TÜİK yetkilileri, ENAG’ın yöntemi ve verilerine dair şeffaflık olmadığını düşündüklerini de söylüyor.
Ayrıca ENAG’ın bazı hesaplamalarında çelişkiler gördüklerini de belirtiyorlar.
Ağırlıkların değiştirilmesiyle ilgili farklı yorumlar
TÜİK’in TÜFE sepetinde yaptığı son ürün ve ağırlık güncellemesi de bu ay tartışma yarattı.
TÜİK, fiyat derlenen yerleşim yerleri ve işyerleri, endeks sepetinde yer alan ürünler ve ağırlıkları ile ürünlerin tanımlarını her yılın Aralık ayında güncelliyor.
Bu güncellemede, ağırlığı artan mal ve hizmetler endeks sepetine dahil edilirken, ağırlığı azalan ürünler sepetten çıkartılıyor.
Güncellemeye göre, bu yıl sepete giren yeni madde olmadı.
Sepetten çıkarılan maddeler ise mısırözü yağı, diğer bakliyat (kuru barbunya), kayısı, kiraz, yeşil soğan ve kanepe (üçlü) olarak belirlendi.

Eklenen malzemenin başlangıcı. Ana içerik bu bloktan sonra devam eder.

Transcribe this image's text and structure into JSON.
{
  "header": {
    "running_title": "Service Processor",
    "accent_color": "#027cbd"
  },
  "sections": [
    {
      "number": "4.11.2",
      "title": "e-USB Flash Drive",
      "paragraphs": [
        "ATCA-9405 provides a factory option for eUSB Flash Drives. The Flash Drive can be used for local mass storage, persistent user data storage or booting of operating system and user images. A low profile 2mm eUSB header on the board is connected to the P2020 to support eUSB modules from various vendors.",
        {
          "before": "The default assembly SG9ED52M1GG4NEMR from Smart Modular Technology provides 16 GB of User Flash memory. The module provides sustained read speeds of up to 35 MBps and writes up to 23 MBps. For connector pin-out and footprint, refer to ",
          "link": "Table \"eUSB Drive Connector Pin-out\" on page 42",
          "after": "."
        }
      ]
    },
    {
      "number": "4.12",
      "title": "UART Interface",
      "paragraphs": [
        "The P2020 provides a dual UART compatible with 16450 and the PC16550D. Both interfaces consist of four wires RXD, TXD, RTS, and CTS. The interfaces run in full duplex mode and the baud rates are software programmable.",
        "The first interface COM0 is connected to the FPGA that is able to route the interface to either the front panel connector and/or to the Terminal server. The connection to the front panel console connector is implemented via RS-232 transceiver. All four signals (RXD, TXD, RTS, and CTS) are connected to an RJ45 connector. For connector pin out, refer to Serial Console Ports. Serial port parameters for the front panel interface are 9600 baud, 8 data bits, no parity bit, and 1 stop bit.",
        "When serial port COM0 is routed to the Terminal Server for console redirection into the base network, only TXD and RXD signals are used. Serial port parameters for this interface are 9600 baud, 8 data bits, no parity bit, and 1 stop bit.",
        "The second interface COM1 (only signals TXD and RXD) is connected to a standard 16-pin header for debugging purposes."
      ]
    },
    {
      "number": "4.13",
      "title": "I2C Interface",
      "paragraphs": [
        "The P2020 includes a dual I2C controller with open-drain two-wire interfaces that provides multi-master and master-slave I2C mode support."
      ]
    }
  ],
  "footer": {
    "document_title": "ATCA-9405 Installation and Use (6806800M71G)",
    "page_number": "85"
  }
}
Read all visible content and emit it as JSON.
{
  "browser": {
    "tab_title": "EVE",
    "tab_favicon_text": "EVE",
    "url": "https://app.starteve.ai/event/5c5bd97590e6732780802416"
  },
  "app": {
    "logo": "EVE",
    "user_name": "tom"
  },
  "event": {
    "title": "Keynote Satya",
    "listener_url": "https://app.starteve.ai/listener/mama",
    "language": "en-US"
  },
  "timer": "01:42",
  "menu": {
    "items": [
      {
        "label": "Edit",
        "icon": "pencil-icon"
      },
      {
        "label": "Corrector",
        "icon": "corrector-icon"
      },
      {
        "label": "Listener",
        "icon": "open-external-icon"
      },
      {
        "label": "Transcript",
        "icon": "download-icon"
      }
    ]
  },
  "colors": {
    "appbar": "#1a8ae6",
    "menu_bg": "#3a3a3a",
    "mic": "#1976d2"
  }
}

Bu arada sepete oyun konsolu yerine scooter (çocuk) dahil edildi.
2022 yılı TÜFE hesaplamalarında kullanılacak ana grup ağırlıkları da belirlendi.
Buna göre, gıda ve alkolsüz içeceklerin ağırlığı yüzde 25,94’ten yüzde 25,32’ye geriledi.
Elektrik ve doğalgaz masraflarını da içeren konutun ağırlığı yüzde 15,36’dan yüzde 14,12’ye düştü.
Bazı uzmanlar, güncelleme kapsamında, son dönemde yüksek zam oranlarının yaşandığı gıda ve alkolsüz içecekler ile konut harcamalarının ağırlıklarının düşmesini, enflasyonun daha düşük hesaplanmasına neden olacak bir değişim olarak yorumladı.
TÜİK yetkililerince daha önce yapılan açıklamalarda ise hesaplamaların EuroStat’ın prensiplerine paralel olarak bilimsel yöntemlere çerçevesinde yapıldığı, bu yöntemlerin şeffaf olduğu, değişim oranlarının da tek birey ya da belirli bir gelir grubuna ait olmayıp, ülke ortalamasını ifade ettiği belirtilmişti.